The design of the plugins in this project utilizes a communication mechanism between the host and the plugin that works in both directions. For built-in plugins, inter-thread communication is used, while for external plugins, inter-process communication based on stdin and stdout is used.

## 2 OTX Pool

For plugins, the OTX Pool acts as the host and provides the following specific functionalities:

-   Provides RPC services, such as submitting and querying OTXs
-   Manages the subscription of events
-   Generates and notifies events
-   Provides host services that can be invoked by plugins

This design gives the pool the characteristics of a development framework.

## 3 Plugin Protocol

The term "message" is used to describe the information that is exchanged between a host and a plugin. This can include notifications, requests or responses. Messages can be distinguished by two different directions: those that flow from the host to the plugin, and those that flow from the plugin to the host.

```rust
pub enum MessageFromHost {
    // Notify
    NewOtx(OpenTransaction),
    NewInterval(u64),
    OtxPoolStart,
    OtxPoolStop,
    CommitOtx(Vec<H256>),

    // Request
    GetPluginInfo,

    // Response
    Ok,
    Error(String),
}
```

```rust
pub enum MessageFromPlugin {
    // Response
    Ok,
    Error(String),
    PluginInfo(PluginInfo),

    // Request
    NewOtx(OpenTransaction),
    DiscardOtx((H256, OpenTransaction)),
    ModifyOtx((H256, OpenTransaction)),
    SendCkbTx((H256, Vec<H256>)),
}
```

## 4 External Plugin

OTX pool communicates with plugins by starting a plugin process and using stdin/stdout for reading/writing requests and responses. Therefore, plugins can be written in any programming language, and a crashing plugin should not cause the OTX pool process to crash.

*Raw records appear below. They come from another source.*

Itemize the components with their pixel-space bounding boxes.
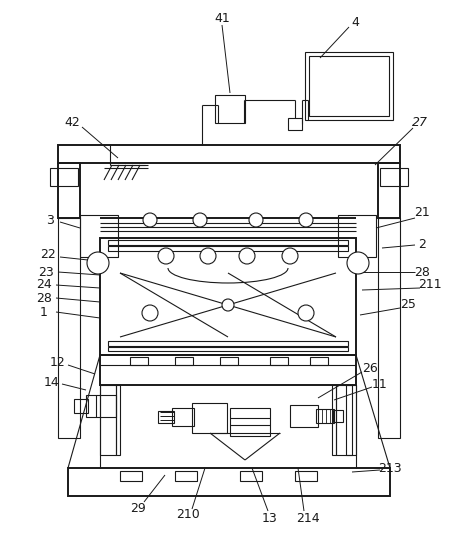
Bar — [240, 471, 262, 481]
Bar — [336, 385, 352, 455]
Circle shape — [143, 213, 157, 227]
Text: 210: 210 — [176, 509, 200, 522]
Bar — [68, 468, 390, 496]
Text: 14: 14 — [44, 376, 60, 389]
Bar — [333, 410, 343, 422]
Bar — [192, 403, 227, 433]
Text: 11: 11 — [372, 377, 388, 391]
Bar — [120, 471, 142, 481]
Text: 26: 26 — [362, 362, 378, 375]
Bar — [172, 408, 194, 426]
Bar — [295, 471, 317, 481]
Text: 1: 1 — [40, 306, 48, 319]
Circle shape — [249, 213, 263, 227]
Bar — [378, 218, 400, 438]
Text: 211: 211 — [418, 278, 442, 291]
Bar — [270, 357, 288, 365]
Bar — [215, 95, 245, 123]
Bar — [86, 395, 116, 417]
Bar — [175, 471, 197, 481]
Circle shape — [158, 248, 174, 264]
Circle shape — [299, 213, 313, 227]
Bar — [175, 357, 193, 365]
Bar — [346, 385, 356, 455]
Text: 213: 213 — [378, 462, 402, 475]
Bar — [58, 163, 80, 218]
Bar — [158, 411, 174, 423]
Text: 27: 27 — [412, 116, 428, 129]
Bar — [332, 385, 336, 455]
Bar — [108, 246, 348, 251]
Circle shape — [142, 305, 158, 321]
Circle shape — [87, 252, 109, 274]
Text: 42: 42 — [64, 116, 80, 129]
Bar — [100, 385, 116, 455]
Bar — [305, 52, 393, 120]
Bar — [108, 341, 348, 346]
Bar — [288, 118, 302, 130]
Bar — [316, 409, 334, 423]
Text: 13: 13 — [262, 511, 278, 524]
Text: 28: 28 — [414, 266, 430, 278]
Bar — [50, 168, 78, 186]
Text: 24: 24 — [36, 278, 52, 291]
Text: 12: 12 — [50, 356, 66, 368]
Text: 22: 22 — [40, 249, 56, 262]
Bar — [58, 145, 400, 163]
Text: 25: 25 — [400, 299, 416, 311]
Circle shape — [282, 248, 298, 264]
Bar — [380, 168, 408, 186]
Circle shape — [222, 299, 234, 311]
Text: 21: 21 — [414, 206, 430, 220]
Bar — [338, 215, 376, 257]
Text: 2: 2 — [418, 239, 426, 252]
Bar — [80, 215, 118, 257]
Text: 29: 29 — [130, 501, 146, 514]
Text: 3: 3 — [46, 214, 54, 226]
Bar — [309, 56, 389, 116]
Bar — [230, 408, 270, 436]
Circle shape — [193, 213, 207, 227]
Bar — [74, 399, 88, 413]
Bar — [220, 357, 238, 365]
Circle shape — [200, 248, 216, 264]
Bar — [290, 405, 318, 427]
Circle shape — [347, 252, 369, 274]
Text: 214: 214 — [296, 511, 320, 524]
Text: 23: 23 — [38, 266, 54, 278]
Bar — [130, 357, 148, 365]
Text: 28: 28 — [36, 291, 52, 305]
Circle shape — [298, 305, 314, 321]
Text: 41: 41 — [214, 12, 230, 25]
Bar — [100, 355, 356, 385]
Bar — [108, 347, 348, 351]
Bar — [58, 218, 80, 438]
Bar — [310, 357, 328, 365]
Bar — [108, 240, 348, 245]
Bar — [378, 163, 400, 218]
Bar — [116, 385, 120, 455]
Circle shape — [239, 248, 255, 264]
Bar — [100, 238, 356, 355]
Text: 4: 4 — [351, 16, 359, 29]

External plugins are standalone programs that must be installed and activated before they can work properly, unlike built-in plugins. Once activated, the host will launch the plugin as a daemon process, allowing it to run continuously in the background.

At startup, the host scans a specified directory to obtain basic information about all installed plugins, including inactive ones. The basic mechanism for obtaining plugin information is to temporarily start the plugin process and initiate a `GetPluginInfo` request.

Plugins that comply with the communication protocol will return the following data structure:

```rust
pub struct PluginInfo {
    pub name: String,
    pub description: String,
    pub version: String,
}
```

## 5 Built-in Plugin

Like external plugins, they share a common communication protocol, making no difference to plugin managers. However, unlike external plugins, internal plugins do not require installation and are implemented as a sub-thread of the host program.

```rust
pub trait Plugin {
    fn get_name(&self) -> String;
    fn request_handler(&self) -> RequestHandler;
    fn msg_handler(&self) -> MsgHandler;
    fn get_info(&self) -> PluginInfo;
    fn get_state(&self) -> PluginState;
}
```

The two plugins that have been implemented so far, [Dust Collector](../otx-pool/src/built_in_plugin/dust_collector.rs) and [Atomic Swap](../otx-pool/src/built_in_plugin/atomic_swap.rs), are both internal plugins.

## 6 Host Service

Plugins also require access to data and functions provided by the host. Therefore, a host service is implemented to listen for plugin requests and handle them in a separate thread.